The assumption that the isotope came from a crashing satellite would explain its broad spread over Europe, he argued.
Arutyunian, deputy head of the Institute for Safe Nuclear Energy of the Russian Academy of Sciences, said that a broader panel will continue investigating the radioactivity.
Last month, the Russian state meteorological office reported high levels of Ruthenium-106 in late September in areas close to Mayak, but Arutyunian and other experts emphasized that they were still tens of thousand times less than the level that would pose health risks.
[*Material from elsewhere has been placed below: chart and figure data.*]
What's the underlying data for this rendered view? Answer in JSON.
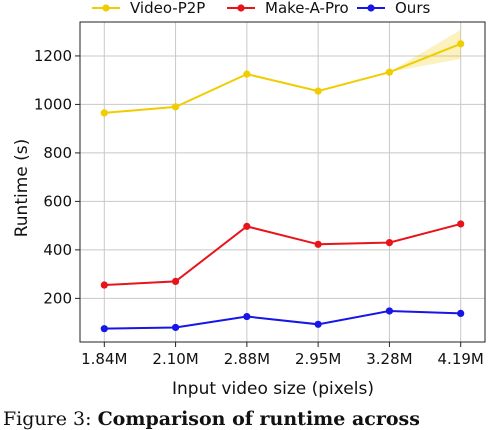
{
  "chart_data": {
    "type": "line",
    "x": [
      "1.84M",
      "2.10M",
      "2.88M",
      "2.95M",
      "3.28M",
      "4.19M"
    ],
    "xlabel": "Input video size (pixels)",
    "ylabel": "Runtime (s)",
    "ylim": [
      20,
      1340
    ],
    "yticks": [
      200,
      400,
      600,
      800,
      1000,
      1200
    ],
    "grid": true,
    "legend": "top",
    "series": [
      {
        "name": "Video-P2P",
        "color": "#f0cc00",
        "values": [
          965,
          990,
          1125,
          1055,
          1133,
          1250
        ],
        "band": {
          "from_index": 4,
          "low": [
            1133,
            1188
          ],
          "high": [
            1133,
            1308
          ]
        }
      },
      {
        "name": "Make-A-Pro",
        "color": "#e8141c",
        "values": [
          255,
          270,
          497,
          423,
          430,
          507
        ]
      },
      {
        "name": "Ours",
        "color": "#1616e6",
        "values": [
          75,
          80,
          125,
          93,
          148,
          138
        ]
      }
    ]
  },
  "caption": {
    "prefix": "Figure 3: ",
    "bold": "Comparison of runtime across"
  }
}
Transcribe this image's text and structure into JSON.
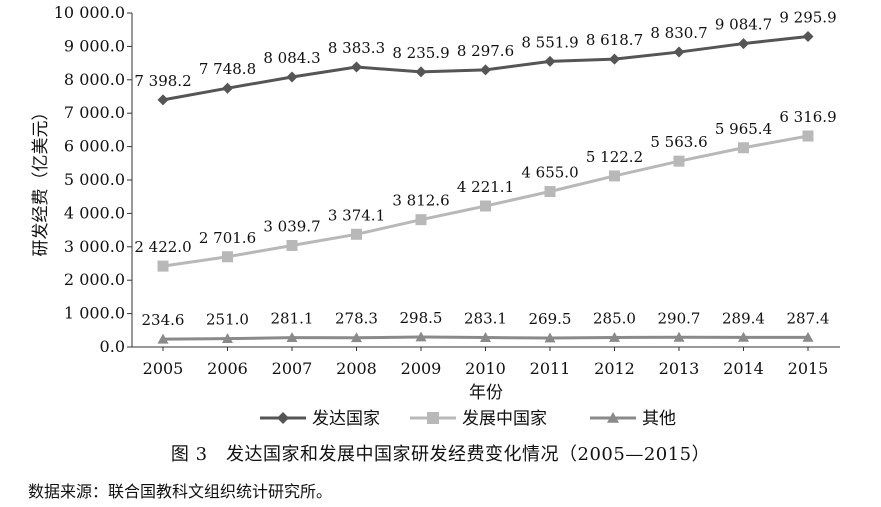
{
  "chart_data": {
    "type": "line",
    "title": "",
    "figure_caption": "图 3　发达国家和发展中国家研发经费变化情况（2005—2015）",
    "source_note": "数据来源：联合国教科文组织统计研究所。",
    "xlabel": "年份",
    "ylabel": "研发经费（亿美元）",
    "ylim": [
      0,
      10000
    ],
    "y_ticks": [
      "0.0",
      "1 000.0",
      "2 000.0",
      "3 000.0",
      "4 000.0",
      "5 000.0",
      "6 000.0",
      "7 000.0",
      "8 000.0",
      "9 000.0",
      "10 000.0"
    ],
    "grid": false,
    "legend_position": "bottom",
    "categories": [
      "2005",
      "2006",
      "2007",
      "2008",
      "2009",
      "2010",
      "2011",
      "2012",
      "2013",
      "2014",
      "2015"
    ],
    "series": [
      {
        "name": "发达国家",
        "marker": "diamond",
        "color": "#555555",
        "values": [
          7398.2,
          7748.8,
          8084.3,
          8383.3,
          8235.9,
          8297.6,
          8551.9,
          8618.7,
          8830.7,
          9084.7,
          9295.9
        ],
        "labels": [
          "7 398.2",
          "7 748.8",
          "8 084.3",
          "8 383.3",
          "8 235.9",
          "8 297.6",
          "8 551.9",
          "8 618.7",
          "8 830.7",
          "9 084.7",
          "9 295.9"
        ]
      },
      {
        "name": "发展中国家",
        "marker": "square",
        "color": "#b8b8b8",
        "values": [
          2422.0,
          2701.6,
          3039.7,
          3374.1,
          3812.6,
          4221.1,
          4655.0,
          5122.2,
          5563.6,
          5965.4,
          6316.9
        ],
        "labels": [
          "2 422.0",
          "2 701.6",
          "3 039.7",
          "3 374.1",
          "3 812.6",
          "4 221.1",
          "4 655.0",
          "5 122.2",
          "5 563.6",
          "5 965.4",
          "6 316.9"
        ]
      },
      {
        "name": "其他",
        "marker": "triangle",
        "color": "#8a8a8a",
        "values": [
          234.6,
          251.0,
          281.1,
          278.3,
          298.5,
          283.1,
          269.5,
          285.0,
          290.7,
          289.4,
          287.4
        ],
        "labels": [
          "234.6",
          "251.0",
          "281.1",
          "278.3",
          "298.5",
          "283.1",
          "269.5",
          "285.0",
          "290.7",
          "289.4",
          "287.4"
        ]
      }
    ]
  }
}
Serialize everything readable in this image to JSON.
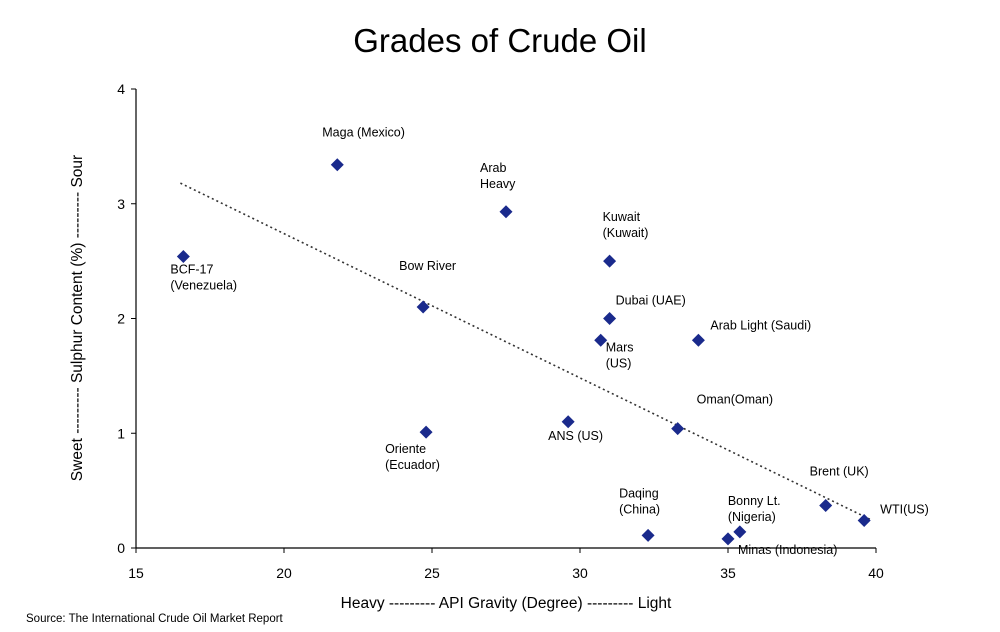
{
  "source": "Source: The International Crude Oil Market Report",
  "chart_data": {
    "type": "scatter",
    "title": "Grades of Crude Oil",
    "xlabel": "Heavy --------- API Gravity (Degree) --------- Light",
    "ylabel": "Sweet --------- Sulphur Content (%) --------- Sour",
    "xlim": [
      15,
      40
    ],
    "ylim": [
      0,
      4
    ],
    "xticks": [
      15,
      20,
      25,
      30,
      35,
      40
    ],
    "yticks": [
      0,
      1,
      2,
      3,
      4
    ],
    "grid": false,
    "marker_color": "#1a2a8c",
    "trendline": {
      "x": [
        16.5,
        39.8
      ],
      "y": [
        3.18,
        0.25
      ],
      "style": "dotted"
    },
    "points": [
      {
        "label": [
          "Maga (Mexico)"
        ],
        "x": 21.8,
        "y": 3.34
      },
      {
        "label": [
          "Arab",
          "Heavy"
        ],
        "x": 27.5,
        "y": 2.93
      },
      {
        "label": [
          "BCF-17",
          "(Venezuela)"
        ],
        "x": 16.6,
        "y": 2.54
      },
      {
        "label": [
          "Kuwait",
          "(Kuwait)"
        ],
        "x": 31.0,
        "y": 2.5
      },
      {
        "label": [
          "Bow River"
        ],
        "x": 24.7,
        "y": 2.1
      },
      {
        "label": [
          "Dubai (UAE)"
        ],
        "x": 31.0,
        "y": 2.0
      },
      {
        "label": [
          "Mars",
          "(US)"
        ],
        "x": 30.7,
        "y": 1.81
      },
      {
        "label": [
          "Arab Light (Saudi)"
        ],
        "x": 34.0,
        "y": 1.81
      },
      {
        "label": [
          "Oman(Oman)"
        ],
        "x": 33.3,
        "y": 1.04
      },
      {
        "label": [
          "ANS (US)"
        ],
        "x": 29.6,
        "y": 1.1
      },
      {
        "label": [
          "Oriente",
          "(Ecuador)"
        ],
        "x": 24.8,
        "y": 1.01
      },
      {
        "label": [
          "Brent (UK)"
        ],
        "x": 38.3,
        "y": 0.37
      },
      {
        "label": [
          "WTI(US)"
        ],
        "x": 39.6,
        "y": 0.24
      },
      {
        "label": [
          "Daqing",
          "(China)"
        ],
        "x": 32.3,
        "y": 0.11
      },
      {
        "label": [
          "Bonny Lt.",
          "(Nigeria)"
        ],
        "x": 35.4,
        "y": 0.14
      },
      {
        "label": [
          "Minas (Indonesia)"
        ],
        "x": 35.0,
        "y": 0.08
      }
    ]
  }
}
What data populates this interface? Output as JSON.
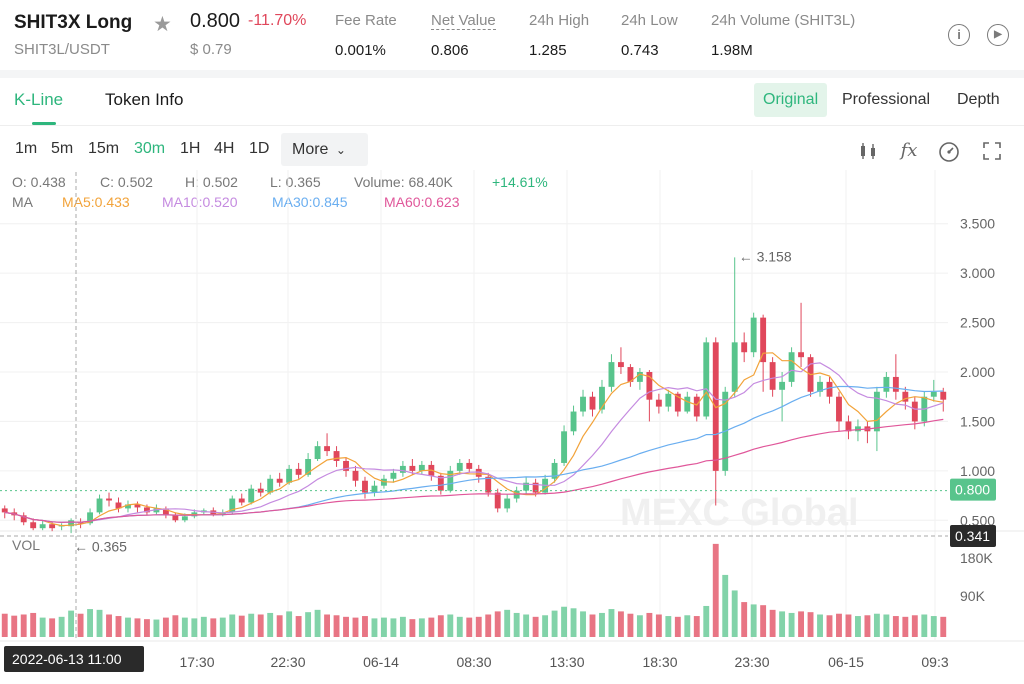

The environmental group Greenpeace alleged that Mayak could have been the source of a Ruthenium-106 leak, but the panel insisted the plant doesn't extract the isotope or conduct any other operations that may lead to its release.
The commission said a thorough inspection of the plant had found no safety breaches and checks of its personnel also hadn't detected any trace of the isotope.
Vyacheslav Usoltsev of Rosatom's safety inspectorate said a sophisticated monitoring system at the plant would have spotted any release of radiation.
The panel also noted that while increased levels of Ruthenium-106 were spotted in the Urals and over Europe, they weren't detected over a 2,000-kilometer (1,250-mile) swath of land between the Urals and Russia's western border. It argued that if the source of the leak were on the ground, it would have spread the trace of Ruthenium-106 midway.
Mayak, in the Chelyabinsk region, saw one of the world's worst nuclear accidents on Sept. 29, 1957, when a waste tank exploded. That contaminated 23,000 square kilometers (9,200 square miles) and prompted authorities to evacuate 10,000 residents from neighboring regions.